I hate paperwork. I know: who doesn’t? But I differentiate between paperwork that gets filled out at the bank or doctor’s office and paperwork that ends up in my pile of unsorted papers at home. If I can check things off, sign it and hand it to someone else to deal with, I’m a happy camper. It’s when things get stuck in my home office that the problems begin.
Besides my tendencies to procrastination and disorganization, I also run into the simple problem of lack of machinery. I’ve been asked to send signed documents, but without a fax machine or scanner that involves an extra errand to a copy store. With the aforementioned tendency to procrastination, that usually means the task will be carefully avoided for the next month, until the paperwork is now out of date and the process has to start from the beginning.

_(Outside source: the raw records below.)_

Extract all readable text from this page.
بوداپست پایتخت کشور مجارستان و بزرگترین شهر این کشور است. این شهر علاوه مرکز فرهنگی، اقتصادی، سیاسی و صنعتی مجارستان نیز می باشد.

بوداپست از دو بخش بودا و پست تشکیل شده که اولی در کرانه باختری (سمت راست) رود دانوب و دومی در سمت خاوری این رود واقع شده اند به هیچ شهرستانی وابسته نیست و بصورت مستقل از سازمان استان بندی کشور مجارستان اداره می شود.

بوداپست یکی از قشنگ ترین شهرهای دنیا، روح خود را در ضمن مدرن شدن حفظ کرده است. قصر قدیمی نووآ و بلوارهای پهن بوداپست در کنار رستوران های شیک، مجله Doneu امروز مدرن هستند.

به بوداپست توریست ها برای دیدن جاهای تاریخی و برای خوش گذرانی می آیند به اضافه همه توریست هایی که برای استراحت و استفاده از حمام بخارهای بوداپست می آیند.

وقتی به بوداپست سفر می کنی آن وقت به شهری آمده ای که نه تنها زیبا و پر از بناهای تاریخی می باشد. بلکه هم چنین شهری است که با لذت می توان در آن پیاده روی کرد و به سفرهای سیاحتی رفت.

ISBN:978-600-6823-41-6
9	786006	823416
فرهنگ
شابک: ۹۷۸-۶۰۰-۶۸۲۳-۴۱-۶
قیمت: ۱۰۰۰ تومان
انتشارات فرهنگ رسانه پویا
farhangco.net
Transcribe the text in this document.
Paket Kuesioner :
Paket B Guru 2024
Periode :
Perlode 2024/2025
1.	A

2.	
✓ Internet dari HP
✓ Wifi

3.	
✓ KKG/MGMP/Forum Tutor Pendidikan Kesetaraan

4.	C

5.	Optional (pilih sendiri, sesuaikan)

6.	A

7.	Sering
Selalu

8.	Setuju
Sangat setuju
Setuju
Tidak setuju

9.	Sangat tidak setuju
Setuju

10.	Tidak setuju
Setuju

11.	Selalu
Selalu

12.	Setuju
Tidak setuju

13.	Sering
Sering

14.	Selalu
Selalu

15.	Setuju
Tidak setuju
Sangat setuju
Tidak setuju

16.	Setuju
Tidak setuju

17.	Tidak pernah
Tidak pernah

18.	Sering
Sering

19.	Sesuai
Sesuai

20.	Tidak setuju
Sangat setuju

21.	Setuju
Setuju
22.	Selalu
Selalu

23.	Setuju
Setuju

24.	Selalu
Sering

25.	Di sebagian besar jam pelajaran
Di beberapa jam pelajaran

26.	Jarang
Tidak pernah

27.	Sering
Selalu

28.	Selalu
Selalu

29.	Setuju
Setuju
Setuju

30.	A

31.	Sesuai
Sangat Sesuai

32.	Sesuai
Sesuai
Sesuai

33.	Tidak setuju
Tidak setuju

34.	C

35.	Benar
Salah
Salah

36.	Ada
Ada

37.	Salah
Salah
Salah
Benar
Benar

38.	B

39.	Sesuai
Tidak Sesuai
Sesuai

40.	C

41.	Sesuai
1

Yesterday, Mashable posted an article with a number of solutions to this problem. These included a number of mobile apps to let you scan documents by taking pictures of them with the camera built into your smartphone. Not only would this solve my equipment problem but these apps are full of great extra tools that might also help with organization. Here are just some of the great things they do:
- Integrate with Dropbox, Mobile.me, Evernote, Google Docs
- Digitize and touchup handwritten documents
- Scan business cards and import the information to your contact lists and LinkedIn account
- Image editing
- Text search within a PDF
- Online fax
- Categorize receipts and coupons and even create expense reports
- Secure email
It’s this kind of thing that makes me consider getting a smartphone. But for those of us who weren’t lucky enough to get an iPhone as a gift this holiday season, Mashable did suggest one more option. Doxie is a portable scanner which looks like a shiny black stick with a slit through the middle to run the page through. It uploads directly to the Cloud and can be accessed by most computers and mobile devices.